It’s strange - gaming used to feel like this shared language.
You’d meet someone who liked the same series, or discovered the same weird mechanic, or stayed up until 3 AM chasing a boss… and instantly, there was a spark. A connection. A feeling of belonging.
Lately, that feels rare.
Trying to talk about games now so often turns into negativity, complaining, performative outrage, or surface-level “takes.” It’s like joy is embarrassing, curiosity is uncool, and genuine excitement makes you naive.
Worse - half the conversations come from people who haven’t even bothered to understand the game. No research, no context, no effort. Just conclusions.
And somehow, everyone acts like they’re a professional critic or a cultural authority because they hit “Go Live.”
Streaming doesn’t automatically make you insightful.
Posting a YouTube clip doesn’t make you a reviewer.
You earn those roles with care, humility, curiosity, and pride in what you create.
What hurts isn’t that people stream - it’s that so many don’t actually love the games they’re streaming.
They love attention. They love numbers. They love the idea of being a personality.
“I got 10 views last night!”
“One random sub!”
“Chat said something funny!”
And hey - that’s fine. Celebrate your milestones. But don’t pretend that’s the same as engaging with a game, learning its world, respecting its craft.
Because somewhere along the way, the conversations stopped being about games and started being about validation.
And that’s when everything feels shallow.
It breaks my heart a little, honestly.
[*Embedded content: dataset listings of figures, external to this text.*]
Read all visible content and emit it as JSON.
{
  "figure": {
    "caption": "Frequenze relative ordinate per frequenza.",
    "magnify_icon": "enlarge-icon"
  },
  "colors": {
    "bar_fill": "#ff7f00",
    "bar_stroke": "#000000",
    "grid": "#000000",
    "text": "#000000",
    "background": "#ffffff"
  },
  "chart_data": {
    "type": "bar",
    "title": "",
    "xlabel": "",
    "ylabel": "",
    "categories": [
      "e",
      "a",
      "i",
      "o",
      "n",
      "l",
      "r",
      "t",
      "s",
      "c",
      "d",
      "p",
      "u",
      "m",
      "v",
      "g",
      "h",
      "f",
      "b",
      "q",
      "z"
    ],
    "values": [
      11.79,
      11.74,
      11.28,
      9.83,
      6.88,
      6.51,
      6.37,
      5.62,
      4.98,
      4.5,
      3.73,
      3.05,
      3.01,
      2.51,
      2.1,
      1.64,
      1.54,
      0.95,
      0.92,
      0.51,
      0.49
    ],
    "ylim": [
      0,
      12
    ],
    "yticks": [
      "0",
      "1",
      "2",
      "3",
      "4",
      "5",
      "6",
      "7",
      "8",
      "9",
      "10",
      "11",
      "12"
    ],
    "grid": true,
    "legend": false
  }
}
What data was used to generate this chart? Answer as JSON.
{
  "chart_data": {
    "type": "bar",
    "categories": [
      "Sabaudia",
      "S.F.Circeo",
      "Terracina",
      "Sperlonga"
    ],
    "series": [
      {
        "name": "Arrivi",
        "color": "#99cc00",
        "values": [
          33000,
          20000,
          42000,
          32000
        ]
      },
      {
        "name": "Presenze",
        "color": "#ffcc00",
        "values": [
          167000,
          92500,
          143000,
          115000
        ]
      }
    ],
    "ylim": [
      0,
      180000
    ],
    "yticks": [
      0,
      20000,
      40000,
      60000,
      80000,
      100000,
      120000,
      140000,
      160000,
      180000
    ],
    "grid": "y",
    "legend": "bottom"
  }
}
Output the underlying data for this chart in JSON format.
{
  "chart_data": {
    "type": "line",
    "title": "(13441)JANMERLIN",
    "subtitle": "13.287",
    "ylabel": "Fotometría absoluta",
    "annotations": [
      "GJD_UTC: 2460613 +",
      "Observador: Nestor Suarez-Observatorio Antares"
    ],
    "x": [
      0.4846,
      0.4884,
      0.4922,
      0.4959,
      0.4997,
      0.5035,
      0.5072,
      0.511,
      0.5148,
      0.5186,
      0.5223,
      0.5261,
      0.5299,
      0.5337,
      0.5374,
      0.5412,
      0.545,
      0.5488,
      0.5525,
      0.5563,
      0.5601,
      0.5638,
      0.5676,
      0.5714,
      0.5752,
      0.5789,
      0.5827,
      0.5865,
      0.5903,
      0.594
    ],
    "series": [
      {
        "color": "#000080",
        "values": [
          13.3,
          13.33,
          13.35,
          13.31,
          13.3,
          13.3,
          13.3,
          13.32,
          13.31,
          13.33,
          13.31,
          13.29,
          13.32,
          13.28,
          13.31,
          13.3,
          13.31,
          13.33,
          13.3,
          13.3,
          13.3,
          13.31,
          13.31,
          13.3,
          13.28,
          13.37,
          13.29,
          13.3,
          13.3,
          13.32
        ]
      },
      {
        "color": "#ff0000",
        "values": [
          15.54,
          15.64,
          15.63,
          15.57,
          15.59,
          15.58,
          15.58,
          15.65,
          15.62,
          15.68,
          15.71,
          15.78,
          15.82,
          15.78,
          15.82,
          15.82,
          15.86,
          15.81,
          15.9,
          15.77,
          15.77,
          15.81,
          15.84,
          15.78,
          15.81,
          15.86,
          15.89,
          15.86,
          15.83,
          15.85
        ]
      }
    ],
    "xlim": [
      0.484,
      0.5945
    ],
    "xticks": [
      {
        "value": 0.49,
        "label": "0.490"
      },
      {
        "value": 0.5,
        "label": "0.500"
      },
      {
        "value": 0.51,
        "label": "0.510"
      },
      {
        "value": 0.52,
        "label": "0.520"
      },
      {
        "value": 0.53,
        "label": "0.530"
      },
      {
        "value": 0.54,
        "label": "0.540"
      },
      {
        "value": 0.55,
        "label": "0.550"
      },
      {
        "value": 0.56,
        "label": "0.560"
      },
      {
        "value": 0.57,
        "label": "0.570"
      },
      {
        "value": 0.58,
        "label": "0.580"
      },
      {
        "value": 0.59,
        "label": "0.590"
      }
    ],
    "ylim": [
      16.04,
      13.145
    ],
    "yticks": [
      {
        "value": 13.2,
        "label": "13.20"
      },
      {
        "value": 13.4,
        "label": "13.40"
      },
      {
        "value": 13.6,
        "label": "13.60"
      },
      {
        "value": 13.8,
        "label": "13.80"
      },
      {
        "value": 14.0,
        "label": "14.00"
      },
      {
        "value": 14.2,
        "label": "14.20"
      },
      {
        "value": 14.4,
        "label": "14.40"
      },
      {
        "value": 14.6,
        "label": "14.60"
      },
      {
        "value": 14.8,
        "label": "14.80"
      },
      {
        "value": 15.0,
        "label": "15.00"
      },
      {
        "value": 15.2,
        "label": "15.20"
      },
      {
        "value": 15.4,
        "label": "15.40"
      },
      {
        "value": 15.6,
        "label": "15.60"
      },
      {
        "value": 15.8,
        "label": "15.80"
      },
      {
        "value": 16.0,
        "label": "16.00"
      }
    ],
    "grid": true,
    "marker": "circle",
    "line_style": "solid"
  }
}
Because gaming is magical.
It’s art, storytelling, music, design, emotion, humanity - all disguised as entertainment.
It deserves people who care enough to look deeper.
I miss discussions where someone’s eyes light up, where they can’t wait to tell you what they discovered, or why a moment hit them so hard.
I miss sharing theories, strategies, memories - without someone rolling their eyes because it’s not “content-worthy.”
I miss enthusiasm that isn’t ironic or monetized.
I miss feeling like we’re exploring worlds together - not performing for each other.
Gaming shouldn’t feel like a competition for authority or attention.
It should feel like community.
Like friendship.
Like wonder.
So here’s the truth:
You don’t need a platform, a brand, a following, or a “take.” You just need love for the craft - and the willingness to learn, feel, and share.
If you show up with curiosity, excitement, openness - you’re already more valuable to this hobby than any clout chaser ever will be.
Because games deserve players who are alive to them. And people deserve conversations that remind them why they fell in love with gaming in the first place.